You can define and configure the data source in YAML files as part of the Grafana provisioning system. For more information about provisioning and available configuration options, refer to Provisioning Grafana.
apiVersion: 1
datasources:
- name: Zipkin
type: zipkin
uid: zipkin-ds
url: http://localhost:9411
access: proxy
basicAuth: true
basicAuthUser: my_user
readOnly: false
isDefault: false
jsonData:
tracesToLogsV2:
datasourceUid: 'loki'
spanStartTimeShift: '1h'
spanEndTimeShift: '-1h'
tags: ['job', 'instance', 'pod', 'namespace']
filterByTraceID: false
filterBySpanID: false
customQuery: true
query: 'method="$${__span.tags.method}"'
tracesToMetrics:
datasourceUid: 'prom'
spanStartTimeShift: '1h'
spanEndTimeShift: '-1h'
tags: [{ key: 'service.name', value: 'service' }, { key: 'job' }]
queries:
- name: 'Sample query'
query: 'sum(rate(traces_spanmetrics_latency_bucket{$$__tags}[5m]))'
nodeGraph:
enabled: true
spanBar:
type: 'None'
secureJsonData:
basicAuthPassword: my_password
You can configure the Zipkin data source using Terraform with the Grafana Terraform provider.

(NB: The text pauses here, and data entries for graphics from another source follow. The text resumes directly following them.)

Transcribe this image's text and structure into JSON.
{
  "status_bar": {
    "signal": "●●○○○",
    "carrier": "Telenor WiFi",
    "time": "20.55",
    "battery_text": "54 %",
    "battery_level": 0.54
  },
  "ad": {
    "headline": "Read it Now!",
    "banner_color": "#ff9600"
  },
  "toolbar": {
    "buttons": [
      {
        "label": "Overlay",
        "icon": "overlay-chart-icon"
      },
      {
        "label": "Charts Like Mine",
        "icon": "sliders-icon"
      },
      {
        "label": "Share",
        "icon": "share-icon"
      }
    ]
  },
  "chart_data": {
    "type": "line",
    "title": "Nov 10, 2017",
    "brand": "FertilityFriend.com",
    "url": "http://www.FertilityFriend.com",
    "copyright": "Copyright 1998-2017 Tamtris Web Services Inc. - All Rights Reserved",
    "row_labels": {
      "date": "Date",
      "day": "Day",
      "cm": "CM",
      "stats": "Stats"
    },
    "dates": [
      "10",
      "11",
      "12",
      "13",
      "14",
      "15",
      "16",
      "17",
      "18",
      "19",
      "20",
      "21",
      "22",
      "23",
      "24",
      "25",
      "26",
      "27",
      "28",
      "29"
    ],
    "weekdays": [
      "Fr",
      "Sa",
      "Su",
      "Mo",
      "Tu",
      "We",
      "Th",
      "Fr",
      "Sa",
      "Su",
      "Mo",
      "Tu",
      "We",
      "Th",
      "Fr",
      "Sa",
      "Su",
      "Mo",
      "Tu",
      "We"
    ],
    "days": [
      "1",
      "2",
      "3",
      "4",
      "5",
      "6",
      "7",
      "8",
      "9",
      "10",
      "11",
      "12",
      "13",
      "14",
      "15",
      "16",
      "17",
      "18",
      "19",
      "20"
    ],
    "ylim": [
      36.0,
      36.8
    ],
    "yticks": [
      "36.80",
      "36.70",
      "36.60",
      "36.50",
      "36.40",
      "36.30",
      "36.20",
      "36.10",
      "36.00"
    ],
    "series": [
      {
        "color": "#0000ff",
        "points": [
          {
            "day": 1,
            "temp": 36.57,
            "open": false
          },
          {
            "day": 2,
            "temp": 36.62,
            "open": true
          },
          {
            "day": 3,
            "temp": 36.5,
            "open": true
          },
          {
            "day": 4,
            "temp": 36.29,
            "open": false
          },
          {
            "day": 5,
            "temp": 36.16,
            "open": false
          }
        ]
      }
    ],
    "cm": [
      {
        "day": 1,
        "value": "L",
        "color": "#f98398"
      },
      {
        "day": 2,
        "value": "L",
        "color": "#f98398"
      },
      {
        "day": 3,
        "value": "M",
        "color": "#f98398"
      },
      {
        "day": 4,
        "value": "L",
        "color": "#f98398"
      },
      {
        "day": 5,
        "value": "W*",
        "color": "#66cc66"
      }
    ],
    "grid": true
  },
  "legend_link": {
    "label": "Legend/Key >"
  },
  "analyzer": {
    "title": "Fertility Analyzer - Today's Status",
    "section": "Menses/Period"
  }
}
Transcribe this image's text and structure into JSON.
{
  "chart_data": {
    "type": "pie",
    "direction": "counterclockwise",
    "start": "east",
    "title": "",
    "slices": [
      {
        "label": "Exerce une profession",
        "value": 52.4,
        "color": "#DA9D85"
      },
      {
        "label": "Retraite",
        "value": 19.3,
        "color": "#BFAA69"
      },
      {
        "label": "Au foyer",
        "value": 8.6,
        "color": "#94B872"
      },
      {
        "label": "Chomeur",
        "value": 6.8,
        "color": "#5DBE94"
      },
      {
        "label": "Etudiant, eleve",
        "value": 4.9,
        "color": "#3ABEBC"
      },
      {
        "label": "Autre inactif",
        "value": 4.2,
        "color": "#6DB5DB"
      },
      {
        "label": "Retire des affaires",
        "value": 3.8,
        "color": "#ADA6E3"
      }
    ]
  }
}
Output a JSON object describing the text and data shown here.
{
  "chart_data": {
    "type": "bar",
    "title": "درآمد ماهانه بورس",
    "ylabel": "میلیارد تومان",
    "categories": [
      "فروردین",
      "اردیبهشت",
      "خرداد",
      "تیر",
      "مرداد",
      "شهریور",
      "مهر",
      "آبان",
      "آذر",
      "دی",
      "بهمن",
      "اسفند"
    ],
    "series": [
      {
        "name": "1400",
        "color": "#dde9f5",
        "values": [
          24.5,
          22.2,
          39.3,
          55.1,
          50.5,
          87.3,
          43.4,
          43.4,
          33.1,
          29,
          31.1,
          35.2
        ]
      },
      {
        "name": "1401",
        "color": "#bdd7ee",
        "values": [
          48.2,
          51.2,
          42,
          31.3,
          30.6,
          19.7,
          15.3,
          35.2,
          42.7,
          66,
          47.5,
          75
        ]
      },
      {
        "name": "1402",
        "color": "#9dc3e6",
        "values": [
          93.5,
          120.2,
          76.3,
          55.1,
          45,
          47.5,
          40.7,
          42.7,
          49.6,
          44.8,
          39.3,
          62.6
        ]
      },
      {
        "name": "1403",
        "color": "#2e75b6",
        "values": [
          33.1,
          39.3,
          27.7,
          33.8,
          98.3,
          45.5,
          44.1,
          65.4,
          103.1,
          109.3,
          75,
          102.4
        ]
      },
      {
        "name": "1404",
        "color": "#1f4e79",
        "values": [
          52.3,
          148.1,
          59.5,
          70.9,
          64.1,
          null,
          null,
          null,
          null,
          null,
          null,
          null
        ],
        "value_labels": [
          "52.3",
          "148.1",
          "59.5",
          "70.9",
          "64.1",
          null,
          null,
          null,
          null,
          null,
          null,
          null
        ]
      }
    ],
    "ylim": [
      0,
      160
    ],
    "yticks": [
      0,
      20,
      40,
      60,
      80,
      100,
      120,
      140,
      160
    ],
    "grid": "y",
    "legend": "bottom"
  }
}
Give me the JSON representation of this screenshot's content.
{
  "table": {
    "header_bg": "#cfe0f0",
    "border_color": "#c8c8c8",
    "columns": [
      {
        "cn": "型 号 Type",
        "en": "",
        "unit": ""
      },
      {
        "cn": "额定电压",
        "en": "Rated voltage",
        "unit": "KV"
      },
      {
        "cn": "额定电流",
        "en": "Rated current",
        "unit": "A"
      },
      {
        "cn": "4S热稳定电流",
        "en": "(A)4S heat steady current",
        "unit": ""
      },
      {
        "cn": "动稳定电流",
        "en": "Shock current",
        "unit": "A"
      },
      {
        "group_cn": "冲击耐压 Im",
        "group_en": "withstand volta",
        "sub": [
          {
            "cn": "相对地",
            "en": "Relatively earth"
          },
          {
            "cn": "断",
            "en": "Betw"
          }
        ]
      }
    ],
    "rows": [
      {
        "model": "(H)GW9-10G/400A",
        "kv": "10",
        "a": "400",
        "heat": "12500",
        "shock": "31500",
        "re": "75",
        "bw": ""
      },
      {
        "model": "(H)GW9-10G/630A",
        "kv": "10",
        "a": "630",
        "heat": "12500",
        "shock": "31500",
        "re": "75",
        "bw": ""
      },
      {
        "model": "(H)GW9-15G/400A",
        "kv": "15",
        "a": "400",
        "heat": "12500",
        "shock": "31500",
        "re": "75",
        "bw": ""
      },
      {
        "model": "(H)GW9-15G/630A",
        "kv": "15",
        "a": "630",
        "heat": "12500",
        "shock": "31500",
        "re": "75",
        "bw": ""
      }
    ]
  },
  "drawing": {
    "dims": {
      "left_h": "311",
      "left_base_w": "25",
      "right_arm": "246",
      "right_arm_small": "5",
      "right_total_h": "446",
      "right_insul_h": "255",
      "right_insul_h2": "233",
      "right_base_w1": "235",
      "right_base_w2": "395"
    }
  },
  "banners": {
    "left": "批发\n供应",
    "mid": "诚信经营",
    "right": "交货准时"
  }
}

For more information about provisioning resources with Terraform, refer to the Grafana as code using Terraform documentation.
The following example creates a basic Zipkin data source:
resource "grafana_data_source" "zipkin" {
name = "Zipkin"
type = "zipkin"
url = "http://localhost:9411"
}
The following example includes a trace to logs configuration that links traces to a Loki data source:
resource "grafana_data_source" "zipkin" {
name = "Zipkin"
type = "zipkin"
url = "http://localhost:9411"
json_data_encoded = jsonencode({
tracesToLogsV2 = {
datasourceUid = grafana_data_source.loki.uid
spanStartTimeShift = "1h"
spanEndTimeShift = "-1h"
filterByTraceID = true
filterBySpanID = false
tags = [
{ key = "service.name", value = "service" },
{ key = "namespace" }
]
}
nodeGraph = {
enabled = true
}
})
}
The following example includes basic authentication:
resource "grafana_data_source" "zipkin" {
name = "Zipkin"
type = "zipkin"
url = "http://localhost:9411"
basic_auth_enabled = true
basic_auth_username = "zipkin_user"
secure_json_data_encoded = jsonencode({
basicAuthPassword = var.zipkin_password
})
json_data_encoded = jsonencode({
nodeGraph = {
enabled = true
}
})
}
For all available configuration options, refer to the Grafana provider data source resource documentation.